Через час Оливер вошел в пиццерию в Келькхайм-Мюнстере, где Тордис предложила ему встретиться. Тордис и Барбара Конрэди, в бриджах для верховой езды и сапогах, сидели за столом в углу и пили минеральную воду. Было довольно пусто, впереди у стойки скучали разносчики пиццы, уставившись в телевизор, включенный на полную громкость. Боденштайн поприветствовал Барбару, энергичную веснушчатую девушку с симпатичными ямочками на щеках.
— Я хотел спросить насчет субботы, где-то до четырнадцати часов, — пояснил он. — Примерно сразу после полудня вы были у Изабель Керстнер, и мне очень важно знать, что ей от вас понадобилось.
— Я вам могу сказать, — ответила фрау Конрэди. — В апреле я купила у Кампманна лошадь для выездки.

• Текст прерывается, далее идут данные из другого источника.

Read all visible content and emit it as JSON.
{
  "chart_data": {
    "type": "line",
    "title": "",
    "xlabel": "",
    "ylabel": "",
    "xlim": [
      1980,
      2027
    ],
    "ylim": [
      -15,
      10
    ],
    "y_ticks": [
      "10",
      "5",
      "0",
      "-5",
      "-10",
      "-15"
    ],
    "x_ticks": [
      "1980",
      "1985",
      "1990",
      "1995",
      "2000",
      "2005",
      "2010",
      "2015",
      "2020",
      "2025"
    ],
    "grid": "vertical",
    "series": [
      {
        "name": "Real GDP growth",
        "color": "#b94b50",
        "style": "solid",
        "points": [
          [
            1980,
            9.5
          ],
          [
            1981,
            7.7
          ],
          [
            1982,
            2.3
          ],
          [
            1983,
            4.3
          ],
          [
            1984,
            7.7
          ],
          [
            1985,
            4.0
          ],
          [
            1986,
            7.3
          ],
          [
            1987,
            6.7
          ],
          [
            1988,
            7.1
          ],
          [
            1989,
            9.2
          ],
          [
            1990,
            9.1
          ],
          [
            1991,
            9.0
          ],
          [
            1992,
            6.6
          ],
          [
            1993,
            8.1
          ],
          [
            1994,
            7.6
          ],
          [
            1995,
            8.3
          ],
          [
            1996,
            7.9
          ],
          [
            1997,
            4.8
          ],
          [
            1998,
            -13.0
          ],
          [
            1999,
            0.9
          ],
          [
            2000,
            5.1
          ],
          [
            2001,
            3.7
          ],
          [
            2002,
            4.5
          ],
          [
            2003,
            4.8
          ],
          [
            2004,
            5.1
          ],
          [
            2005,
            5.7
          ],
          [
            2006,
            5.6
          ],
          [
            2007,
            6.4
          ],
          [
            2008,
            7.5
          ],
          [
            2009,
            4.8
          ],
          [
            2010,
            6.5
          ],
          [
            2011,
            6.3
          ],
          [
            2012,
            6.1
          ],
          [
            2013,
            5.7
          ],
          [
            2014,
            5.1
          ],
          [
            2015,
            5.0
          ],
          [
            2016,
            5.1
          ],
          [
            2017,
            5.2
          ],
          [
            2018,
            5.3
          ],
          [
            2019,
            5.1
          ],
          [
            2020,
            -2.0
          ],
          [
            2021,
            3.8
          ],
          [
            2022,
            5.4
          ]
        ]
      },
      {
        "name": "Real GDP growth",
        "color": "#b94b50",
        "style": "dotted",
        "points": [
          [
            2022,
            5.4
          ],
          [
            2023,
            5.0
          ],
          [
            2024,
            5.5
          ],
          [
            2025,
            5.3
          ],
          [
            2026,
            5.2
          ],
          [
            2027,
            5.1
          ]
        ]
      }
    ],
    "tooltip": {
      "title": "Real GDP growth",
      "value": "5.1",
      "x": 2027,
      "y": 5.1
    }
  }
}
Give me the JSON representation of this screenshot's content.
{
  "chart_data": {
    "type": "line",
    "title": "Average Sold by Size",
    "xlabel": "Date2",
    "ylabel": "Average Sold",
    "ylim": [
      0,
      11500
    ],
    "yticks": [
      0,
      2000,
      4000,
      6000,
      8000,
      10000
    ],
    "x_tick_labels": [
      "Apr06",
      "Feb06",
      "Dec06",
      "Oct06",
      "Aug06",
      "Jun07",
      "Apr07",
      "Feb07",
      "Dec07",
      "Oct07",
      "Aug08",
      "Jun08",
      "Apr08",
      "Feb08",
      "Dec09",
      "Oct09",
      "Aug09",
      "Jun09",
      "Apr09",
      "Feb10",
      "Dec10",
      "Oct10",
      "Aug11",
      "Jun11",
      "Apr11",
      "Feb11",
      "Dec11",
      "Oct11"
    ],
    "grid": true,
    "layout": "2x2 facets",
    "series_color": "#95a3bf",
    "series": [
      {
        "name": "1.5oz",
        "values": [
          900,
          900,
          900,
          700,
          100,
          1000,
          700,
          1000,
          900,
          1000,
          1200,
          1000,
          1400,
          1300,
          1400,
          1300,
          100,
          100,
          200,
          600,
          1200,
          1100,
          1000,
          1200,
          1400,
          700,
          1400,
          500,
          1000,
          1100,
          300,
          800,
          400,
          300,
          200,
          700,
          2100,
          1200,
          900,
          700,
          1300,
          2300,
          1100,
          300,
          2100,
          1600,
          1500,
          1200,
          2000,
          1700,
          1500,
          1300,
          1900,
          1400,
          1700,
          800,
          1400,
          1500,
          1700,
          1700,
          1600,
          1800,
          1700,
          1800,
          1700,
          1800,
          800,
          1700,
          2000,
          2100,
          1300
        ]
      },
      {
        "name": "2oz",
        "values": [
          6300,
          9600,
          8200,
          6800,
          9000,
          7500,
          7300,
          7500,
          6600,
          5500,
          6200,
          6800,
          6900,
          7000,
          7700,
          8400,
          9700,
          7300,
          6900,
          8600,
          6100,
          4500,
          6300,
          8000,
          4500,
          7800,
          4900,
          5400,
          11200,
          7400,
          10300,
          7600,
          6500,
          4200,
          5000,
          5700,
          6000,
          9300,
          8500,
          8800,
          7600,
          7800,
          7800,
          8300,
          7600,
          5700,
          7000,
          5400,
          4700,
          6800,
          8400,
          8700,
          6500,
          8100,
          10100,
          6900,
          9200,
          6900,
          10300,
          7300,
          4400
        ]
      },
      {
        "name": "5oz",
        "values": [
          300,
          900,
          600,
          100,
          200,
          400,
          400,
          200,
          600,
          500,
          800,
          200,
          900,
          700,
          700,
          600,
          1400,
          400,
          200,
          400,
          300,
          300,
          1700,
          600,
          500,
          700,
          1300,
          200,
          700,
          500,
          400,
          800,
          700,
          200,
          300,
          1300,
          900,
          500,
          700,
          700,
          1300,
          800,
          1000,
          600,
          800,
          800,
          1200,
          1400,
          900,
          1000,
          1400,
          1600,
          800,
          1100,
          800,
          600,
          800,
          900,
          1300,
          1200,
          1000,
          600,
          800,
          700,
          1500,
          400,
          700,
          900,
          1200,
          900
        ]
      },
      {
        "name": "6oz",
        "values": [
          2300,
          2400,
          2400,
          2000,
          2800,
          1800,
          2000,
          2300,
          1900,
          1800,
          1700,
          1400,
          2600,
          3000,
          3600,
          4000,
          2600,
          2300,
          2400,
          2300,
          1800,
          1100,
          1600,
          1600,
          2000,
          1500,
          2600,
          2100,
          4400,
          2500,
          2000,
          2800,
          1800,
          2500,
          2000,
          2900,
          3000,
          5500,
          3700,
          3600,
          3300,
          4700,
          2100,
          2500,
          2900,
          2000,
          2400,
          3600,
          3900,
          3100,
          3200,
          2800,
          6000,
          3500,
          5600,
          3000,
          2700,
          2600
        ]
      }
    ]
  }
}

Он стояла у него в конюшне уже месяца два, и Изабель ее объезжала. Лошадь мне очень понравилась, но Кампманн хотел за нее слишком большую сумму.
— Сколько?
— Восемьдесят тысяч евро.
Боденштайн был поражен.
— Это куча денег.
— Лошади было десять лет, она обладала отменным здоровьем и имела высокие достижения, вплоть до участия в турнирах общества «Сант-Георг», — продолжала рассказ Барбара. — Собственно говоря, цена меня устраивала. Я пару раз ездила на ней, и однажды мы договорились. Вскоре после того, как я купила лошадь, она получила травму, и я не могла участвовать с ней в турнирах. Такое со всяким может случиться. В начале июля все нормализовалось и я опять подала заявку на участие в турнире, но вечером накануне лошадь улеглась в своем боксе, и стало ясно, что она не в форме.
Барбара остановилась и сделала глоток воды.
— После этого я уехала в отпуск. Кампманн должен был в мое отсутствие выезжать лошадь, но, когда я вернулась и оседлала ее, она едва ли была пригодна для верховой езды. Я поссорилась с Кампманном и сказала ему прямо в лицо, что он не выезжал лошадь, как мы договаривались, а лишь гонял ее на корде. Этому было достаточно свидетелей, но они, разумеется, не хотели портить отношения с Кампманном и просили не выдавать их. Я разозлилась и позвонила предыдущему владельцу лошади. И тот после некоторых колебаний сказал мне, что продал лошадь, потому что она стала вообще неспособна больше участвовать в турнирах. Даже при перевозке уже возникали проблемы, а в манеже она стояла только на задних ногах, — Конрэди скривилась. — Он продал лошадь Кампманну за три тысячи евро для обучения!
— Чистейший обман, — заметил Боденштайн. — Что вы сделали?
— Кампманн отрицал, что ему это было известно, — ответила женщина. — Он утверждал, что сам заплатил большую сумму за лошадь. Я спросила его жену, но та сделала вид, что не имеет об этом никакого понятия. Тогда мне пришла в голову мысль поговорить с Изабель. Они с Кампманном были ведь закадычными друзьями. Но Изабель меня все время избегала. В субботу я застала ее дома и спросила, почему она никогда не принимала участия в турнирах с этой лошадью.